Over the past decade, the landscape of psoriasis and psoriatic arthritis management has undergone rapid change, with exciting treatment options becoming available over the past few years and even more treatments in late-stage development. Data presented at the Maui Derm Hawaii 2024 meeting provided insight into future directions.

Following these presentations, featured expert Steven R. Feldman, MD, PhD, was interviewed by Conference Reporter Medical Writer Rick Davis. Dr Feldman’s clinical perspectives on this topic are presented here.

When I first started treating patients with psoriasis, our primary options for managing moderate to severe disease were methotrexate and cyclosporine, and we also had acitretin and phototherapy. However, we still had a lot of patients who were suffering despite the treatment options that were available. We did our best, but we struggled to effectively help our patients. When the first biologics became available for psoriasis (ie, alefacept and efalizumab), they seemed to have good safety profiles compared with methotrexate and cyclosporine, but they were not remarkably more effective in most patients.

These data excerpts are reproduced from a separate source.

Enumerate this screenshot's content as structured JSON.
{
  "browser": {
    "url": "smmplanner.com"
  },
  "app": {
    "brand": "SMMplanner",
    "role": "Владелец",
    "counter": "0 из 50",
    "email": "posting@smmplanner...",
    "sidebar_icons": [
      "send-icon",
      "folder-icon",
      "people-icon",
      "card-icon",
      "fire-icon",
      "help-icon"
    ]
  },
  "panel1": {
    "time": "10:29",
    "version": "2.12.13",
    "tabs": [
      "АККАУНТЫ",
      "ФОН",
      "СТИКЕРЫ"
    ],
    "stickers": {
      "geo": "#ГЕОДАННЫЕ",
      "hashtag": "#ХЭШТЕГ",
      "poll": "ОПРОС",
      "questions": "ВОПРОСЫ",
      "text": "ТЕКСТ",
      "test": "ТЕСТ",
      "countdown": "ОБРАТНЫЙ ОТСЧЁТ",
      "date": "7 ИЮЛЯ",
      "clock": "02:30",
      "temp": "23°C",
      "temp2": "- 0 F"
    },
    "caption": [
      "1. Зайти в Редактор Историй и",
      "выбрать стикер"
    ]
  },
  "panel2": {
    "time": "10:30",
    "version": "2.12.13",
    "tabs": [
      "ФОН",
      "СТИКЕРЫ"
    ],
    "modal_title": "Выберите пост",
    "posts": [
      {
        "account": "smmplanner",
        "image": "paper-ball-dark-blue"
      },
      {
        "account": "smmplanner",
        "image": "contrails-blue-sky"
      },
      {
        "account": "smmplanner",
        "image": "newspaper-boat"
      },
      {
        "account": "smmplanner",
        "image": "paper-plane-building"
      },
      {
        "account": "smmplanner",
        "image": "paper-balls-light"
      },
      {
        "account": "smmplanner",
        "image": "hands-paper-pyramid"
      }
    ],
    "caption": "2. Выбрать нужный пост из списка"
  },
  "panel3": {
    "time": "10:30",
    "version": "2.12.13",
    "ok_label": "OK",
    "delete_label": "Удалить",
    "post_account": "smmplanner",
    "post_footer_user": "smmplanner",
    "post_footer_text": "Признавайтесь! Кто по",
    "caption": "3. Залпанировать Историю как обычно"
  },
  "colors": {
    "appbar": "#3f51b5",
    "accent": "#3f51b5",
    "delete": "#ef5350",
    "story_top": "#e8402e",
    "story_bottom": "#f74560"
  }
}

Then etanercept came out, and the efficacy was very impressive. I remember patients saying, “This drug has changed my life. I didn’t know how sick I was. I didn’t realize how much fatigue I had. Now I can play with my kids.” I did not think that I would see another treatment advance like that in my career, but then adalimumab came out, followed by ustekinumab, then the IL-17 inhibitors, and then the IL-23 inhibitors, each representing a quantum leap in psoriasis treatment. More recently, bimekizumab injections have become available, which seem to be even more effective for the skin and may also represent another leap forward in efficacy for patients with psoriatic arthritis. It is an exciting time to be treating patients with psoriasis and psoriatic arthritis.

When I am choosing a first biologic for a patient, I tend to start with an IL-23 inhibitor. These drugs are very effective and safe, and, in many patients, they are also effective for joint disease. And if they are not, we can then switch to another treatment option. Some practitioners may choose to start with a TNF or an IL-17 inhibitor when a patient with psoriasis also has joint involvement because they want to use an agent that is US Food and Drug Administration (FDA) approved for the prevention of joint progression. However, because many patients with psoriasis do not have joint destruction, I believe that IL-23 inhibition is generally an appropriate way to start. But again, others might decide to start with an IL-17 inhibitor in a patient with significant joint symptoms. In general, we use TNF inhibitors much less often than we used to because the IL-17 inhibitors are also FDA approved for the prevention of joint progression and generally have better safety and efficacy than TNF inhibitors.

Another major consideration is how fast the patient wants to get better. I like to explain the options to my patients and let them make the decision. While I might be more inclined to choose an IL-23 inhibitor as a first-line drug, if I have a patient who wants to get better fast and is willing to accept the possibility of associated adverse events, we will likely decide on an IL-17 inhibitor. Also, if the patient wants to try a pill first before moving to an injectable therapy, we can consider medications such as apremilast or deucravacitinib.

At Maui Derm Hawaii 2024, Gottlieb et al presented data on the efficacy of deucravacitinib on psoriasis in patients with active psoriatic arthritis. Based on previous psoriasis studies, we would expect this drug to be effective in patients who have both psoriasis and psoriatic arthritis, and this was demonstrated in this study. It is important to note, however, that deucravacitinib is not FDA approved for the treatment of psoriatic arthritis, but I think that it is a very reasonable choice for a patient with psoriasis who is also experiencing joint pain.

A poster from Gordon et al reported data on the anti–IL-36 monoclonal antibody spesolimab in the treatment of generalized pustular psoriasis (GPP). This is a fascinating development in psoriasis management. Generally speaking, we think of psoriasis as a disease of the IL-23 and IL-17 pathways. Presumably, gene alleles that are associated with activity in these pathways cause psoriasis. GPP can be due to a genetic defect in the IL-36 pathway. It may be a completely different disease, mediated by a completely different pathway, than psoriasis. It is extremely interesting and incredibly rare, and it is impressive that the investigators were able to enroll enough patients to conduct a controlled study for drug approval. Spesolimab is currently FDA approved for the intermittent treatment of GPP flares. Spesolimab led to sustained disease remission when people used the drug long-term. So, in addition to using spesolimab to treat GPP flares once patients have them, these data provide some evidence that we can prevent those flares from happening if we keep people on the drug.